KsTU runs over ’30 programmes’ not accredited by GTEC – Report

The Kumasi Technical University (KsTU) formerly known as Kumasi Polytechnic according to the 2021 Auditor General’s Report is running 32 programmes not accredited by the Ghana Tertiary Education Commission (GTEC).
They include five Master of Technology programmes, nine Bachelor of Technology programmes, 17 Higher National Diploma (HND) programmes and one Diploma programme.
The more than 30 unaccredited programmes came to light when the Public Accounts Committee (PAC) of Parliament began its sitting to consider the 2021 academic year Auditor General’s Report referred to the committee.
The PAC said institutions running unaccredited programmes was an issue that affected students negatively when they later applied to pursue higher programmes at other universities.
The Accounts Committee therefore has urged the Ghana Tertiary Education Commission (GTEC) to consider implementing automatic renewals for ongoing programmes, and to speed up their entire processes.
Public Accounts Committee (PAC) of Parliament also charged the commission to embark on regular monitoring to find out how accreditation was implemented in the universities to avoid setbacks for prospective students.
However, the management of the Ashanti region-based Technical University responding to the Committee said the university was doing everything possible to get the 32 programmes accredited by the Tertiary Education Commission.
“Currently, 16 of them had been accredited, while the other 16 programmes were at various stages of the accreditation process. The accreditation process could take between six months and one year,” the KsTU management told PAC.

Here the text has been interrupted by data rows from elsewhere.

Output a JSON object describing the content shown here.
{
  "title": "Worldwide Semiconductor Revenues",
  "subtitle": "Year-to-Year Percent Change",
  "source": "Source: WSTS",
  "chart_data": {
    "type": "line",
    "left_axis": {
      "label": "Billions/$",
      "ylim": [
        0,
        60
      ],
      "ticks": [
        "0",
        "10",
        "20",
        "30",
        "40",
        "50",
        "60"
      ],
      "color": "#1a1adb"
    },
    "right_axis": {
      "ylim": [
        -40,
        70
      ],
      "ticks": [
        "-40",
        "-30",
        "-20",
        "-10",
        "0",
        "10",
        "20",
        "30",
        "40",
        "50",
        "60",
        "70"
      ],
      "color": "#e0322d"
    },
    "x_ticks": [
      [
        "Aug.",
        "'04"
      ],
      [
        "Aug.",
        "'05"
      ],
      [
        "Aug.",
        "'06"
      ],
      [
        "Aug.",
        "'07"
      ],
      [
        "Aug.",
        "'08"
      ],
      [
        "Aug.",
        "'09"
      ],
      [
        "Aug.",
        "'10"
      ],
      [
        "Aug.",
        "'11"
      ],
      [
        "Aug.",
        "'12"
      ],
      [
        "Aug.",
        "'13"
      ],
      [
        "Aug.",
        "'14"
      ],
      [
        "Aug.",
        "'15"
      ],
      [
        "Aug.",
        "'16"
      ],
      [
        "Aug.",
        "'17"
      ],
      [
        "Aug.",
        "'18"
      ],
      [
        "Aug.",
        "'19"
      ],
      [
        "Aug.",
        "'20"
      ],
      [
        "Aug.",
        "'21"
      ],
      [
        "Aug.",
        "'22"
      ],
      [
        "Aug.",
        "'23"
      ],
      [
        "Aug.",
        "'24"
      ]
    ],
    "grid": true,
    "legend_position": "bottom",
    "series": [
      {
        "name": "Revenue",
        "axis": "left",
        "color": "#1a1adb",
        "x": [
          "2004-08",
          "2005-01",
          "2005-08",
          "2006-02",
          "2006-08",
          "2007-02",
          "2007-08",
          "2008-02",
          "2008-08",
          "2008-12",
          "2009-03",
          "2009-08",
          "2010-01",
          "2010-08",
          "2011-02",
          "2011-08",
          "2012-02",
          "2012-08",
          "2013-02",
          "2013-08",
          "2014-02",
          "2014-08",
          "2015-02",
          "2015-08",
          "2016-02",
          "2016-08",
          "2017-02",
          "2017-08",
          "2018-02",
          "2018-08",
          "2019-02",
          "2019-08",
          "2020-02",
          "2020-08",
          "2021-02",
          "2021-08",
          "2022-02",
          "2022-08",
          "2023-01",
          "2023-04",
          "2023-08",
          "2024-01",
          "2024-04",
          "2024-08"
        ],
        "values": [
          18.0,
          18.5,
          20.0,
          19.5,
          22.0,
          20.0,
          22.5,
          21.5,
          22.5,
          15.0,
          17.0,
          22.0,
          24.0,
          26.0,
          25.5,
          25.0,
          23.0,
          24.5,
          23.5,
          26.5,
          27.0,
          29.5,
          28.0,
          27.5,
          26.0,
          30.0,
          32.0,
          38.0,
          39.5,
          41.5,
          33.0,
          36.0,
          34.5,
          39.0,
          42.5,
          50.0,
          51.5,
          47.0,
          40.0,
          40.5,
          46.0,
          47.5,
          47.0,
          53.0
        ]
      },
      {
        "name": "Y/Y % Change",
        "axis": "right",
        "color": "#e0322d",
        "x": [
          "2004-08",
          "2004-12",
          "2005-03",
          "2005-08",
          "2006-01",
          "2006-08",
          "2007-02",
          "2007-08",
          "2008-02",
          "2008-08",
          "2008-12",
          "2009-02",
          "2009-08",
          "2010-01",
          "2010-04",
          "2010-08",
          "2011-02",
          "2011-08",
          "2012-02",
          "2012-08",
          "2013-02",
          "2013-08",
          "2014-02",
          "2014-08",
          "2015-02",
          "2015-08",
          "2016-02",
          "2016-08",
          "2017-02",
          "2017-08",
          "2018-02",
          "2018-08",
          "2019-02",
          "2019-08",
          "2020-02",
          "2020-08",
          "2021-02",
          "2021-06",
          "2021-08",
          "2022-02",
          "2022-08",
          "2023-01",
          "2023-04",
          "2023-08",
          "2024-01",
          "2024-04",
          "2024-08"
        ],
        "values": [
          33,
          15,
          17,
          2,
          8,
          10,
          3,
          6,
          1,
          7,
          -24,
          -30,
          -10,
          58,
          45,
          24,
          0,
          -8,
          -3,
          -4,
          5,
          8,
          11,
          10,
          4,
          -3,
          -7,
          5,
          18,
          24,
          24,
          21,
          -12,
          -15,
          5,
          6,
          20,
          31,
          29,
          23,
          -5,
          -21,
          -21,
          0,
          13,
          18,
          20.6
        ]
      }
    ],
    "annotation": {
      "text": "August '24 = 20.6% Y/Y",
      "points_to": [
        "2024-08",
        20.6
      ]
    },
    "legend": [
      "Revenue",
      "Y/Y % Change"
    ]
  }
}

The Chairman of the PAC, Dr James Klutse Avedzi, said the Public Committee would invite the GTEC and the universities to find a solution to problems related to the delay in renewing or granting accreditation.
“There is the need to bring the two bodies together to look at where the problem is and how we can address it, so we don’t examine students on courses and programmes that don’t have accreditation,” he said.
Dr Avedzi said the issue of running unaccredited programmes at the universities was not limited to the Kumasi Technical University (KsTU), but that it was a common phenomenon across the traditional universities in the country.
He said both the universities and the Ghana Tertiary Education Commission (GTEC) were partly to be blamed for the delay in the granting of accreditation to the programmes being run by the institutions.